Bimbingan Teknis (Bimtek) ini dilaksanakan secara tatap muka dengan pendekatan dialogis, memungkinkan peserta berdiskusi langsung dengan narasumber, berbagi pengalaman lapangan, serta memperdalam pemahaman terkait tata kelola organisasi dan kebijakan pembangunan.
Forum ini juga menjadi ruang artikulasi aspirasi Ormas yang mencakup isu-isu krusial seperti:
pembangunan infrastruktur dan fasilitas publik, pemberdayaan ekonomi berbasis komunitas, peningkatan kualitas pelayanan publik, pengawasan pembangunan berbasis masyarakat, pelestarian budaya lokal, penguatan kohesi sosial, dan keberlanjutan lingkungan hidup.
Kabid Kesatuan Bangsa dan Ormas Kesbangpol Sumbar, Muzahar, S.Sos, M.Si, menjelaskan bahwa salah satu fokus utama kegiatan adalah sosialisasi dan optimalisasi Aplikasi SIORMAS, sebagai instrumen digital tata kelola Ormas yang lebih tertib administrasi, transparan, dan terintegrasi.
“Peserta berasal dari unsur Kesbangpol Provinsi Sumbar serta Kesbangpol Kabupaten Solok, dengan tujuan menyamakan persepsi, standar operasional, dan pemanfaatan sistem digital dalam pengelolaan Ormas,” tegas Muzahar.
Sementara itu, Agus Syahdeman (ASD) menegaskan bahwa Bimtek ini dirancang untuk memperkuat kapasitas Ormas dalam perencanaan, pelaksanaan, dan pengawasan pembangunan—baik fisik maupun non-fisik.
“Ormas harus mampu berperan sebagai mitra strategis pemerintah, tidak hanya sebagai penerima program, tetapi sebagai perancang, pengawas, dan evaluator pembangunan yang akuntabel,” jelas ASD.
Pelaksanaan kegiatan dipercayakan kepada IDEA CORNER MANAGEMENT dengan moto “Inovasi Cerdas untuk Masa Depan Digital”, dipimpin oleh Direktur Syafni Nola Putri, S.Si, M.I.Kom. Tim fasilitator terdiri dari anak-anak muda berlatar akademisi dan praktisi digital seperti Yendi Putra, S.Kom, M.Kom, M.TA; Supri Ardi, S.Kom, M.I.Kom (Kreator Disabilitas); serta Edwar Jamil.
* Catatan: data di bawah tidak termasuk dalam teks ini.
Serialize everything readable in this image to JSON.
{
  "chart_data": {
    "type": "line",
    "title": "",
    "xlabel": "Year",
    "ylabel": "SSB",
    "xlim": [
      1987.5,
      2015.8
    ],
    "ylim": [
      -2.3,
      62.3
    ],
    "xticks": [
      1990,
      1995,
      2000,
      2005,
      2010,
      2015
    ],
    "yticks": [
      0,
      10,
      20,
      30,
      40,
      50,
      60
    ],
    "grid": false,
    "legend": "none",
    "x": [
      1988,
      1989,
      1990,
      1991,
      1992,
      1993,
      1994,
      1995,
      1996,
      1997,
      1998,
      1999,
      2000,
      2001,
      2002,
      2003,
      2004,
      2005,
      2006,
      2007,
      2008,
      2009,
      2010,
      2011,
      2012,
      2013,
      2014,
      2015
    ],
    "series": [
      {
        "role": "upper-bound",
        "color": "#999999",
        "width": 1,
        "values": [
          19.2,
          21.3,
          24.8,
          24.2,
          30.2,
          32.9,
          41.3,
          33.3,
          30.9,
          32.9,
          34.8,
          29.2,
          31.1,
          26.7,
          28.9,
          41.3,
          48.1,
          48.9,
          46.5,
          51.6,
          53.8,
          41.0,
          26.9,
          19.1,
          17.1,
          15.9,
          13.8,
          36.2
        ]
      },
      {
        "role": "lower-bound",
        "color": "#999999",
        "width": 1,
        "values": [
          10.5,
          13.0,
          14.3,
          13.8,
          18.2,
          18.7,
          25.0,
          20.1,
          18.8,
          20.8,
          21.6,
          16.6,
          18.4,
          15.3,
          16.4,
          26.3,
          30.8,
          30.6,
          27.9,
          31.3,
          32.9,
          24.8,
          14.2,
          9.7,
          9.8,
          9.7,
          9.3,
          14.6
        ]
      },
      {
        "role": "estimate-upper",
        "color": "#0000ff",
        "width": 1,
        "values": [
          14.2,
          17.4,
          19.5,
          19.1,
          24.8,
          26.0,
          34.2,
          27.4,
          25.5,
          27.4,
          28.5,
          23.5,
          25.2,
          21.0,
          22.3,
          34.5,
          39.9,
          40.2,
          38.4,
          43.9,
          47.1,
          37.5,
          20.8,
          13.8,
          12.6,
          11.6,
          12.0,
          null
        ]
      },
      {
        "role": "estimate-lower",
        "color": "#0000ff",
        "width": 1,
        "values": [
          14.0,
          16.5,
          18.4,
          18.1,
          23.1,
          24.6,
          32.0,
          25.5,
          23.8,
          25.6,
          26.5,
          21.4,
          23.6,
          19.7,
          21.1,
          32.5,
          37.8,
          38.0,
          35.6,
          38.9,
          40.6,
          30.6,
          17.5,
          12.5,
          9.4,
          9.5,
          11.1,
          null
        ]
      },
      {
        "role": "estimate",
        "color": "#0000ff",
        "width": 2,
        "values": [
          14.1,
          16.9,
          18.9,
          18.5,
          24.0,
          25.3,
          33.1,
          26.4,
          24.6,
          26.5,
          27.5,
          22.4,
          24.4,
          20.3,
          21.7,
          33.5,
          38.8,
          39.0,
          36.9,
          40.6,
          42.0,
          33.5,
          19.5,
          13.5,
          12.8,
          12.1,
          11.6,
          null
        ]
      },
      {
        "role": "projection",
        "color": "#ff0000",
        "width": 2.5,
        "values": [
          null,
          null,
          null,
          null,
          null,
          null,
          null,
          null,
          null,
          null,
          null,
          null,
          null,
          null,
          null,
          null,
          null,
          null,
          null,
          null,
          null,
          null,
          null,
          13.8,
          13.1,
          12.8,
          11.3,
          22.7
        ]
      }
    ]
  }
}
Salah satu peserta, RIA, mengapresiasi kualitas materi yang disampaikan.
“Materinya sangat berbobot, aplikatif, dan relevan dengan tantangan zaman mulai dari literasi AI, keamanan data, hingga strategi komunikasi digital. Anak muda seperti ini yang dibutuhkan Sumbar untuk mengakselerasi visi Indonesia Emas 2045,” ungkapnya.
Kegiatan ini menegaskan bahwa sinergi antara DPRD, pemerintah daerah, Ormas, dan ekosistem digital kreatif adalah kunci membangun Kabupaten Solok yang lebih inklusif, berdaya saing, dan berkelanjutan.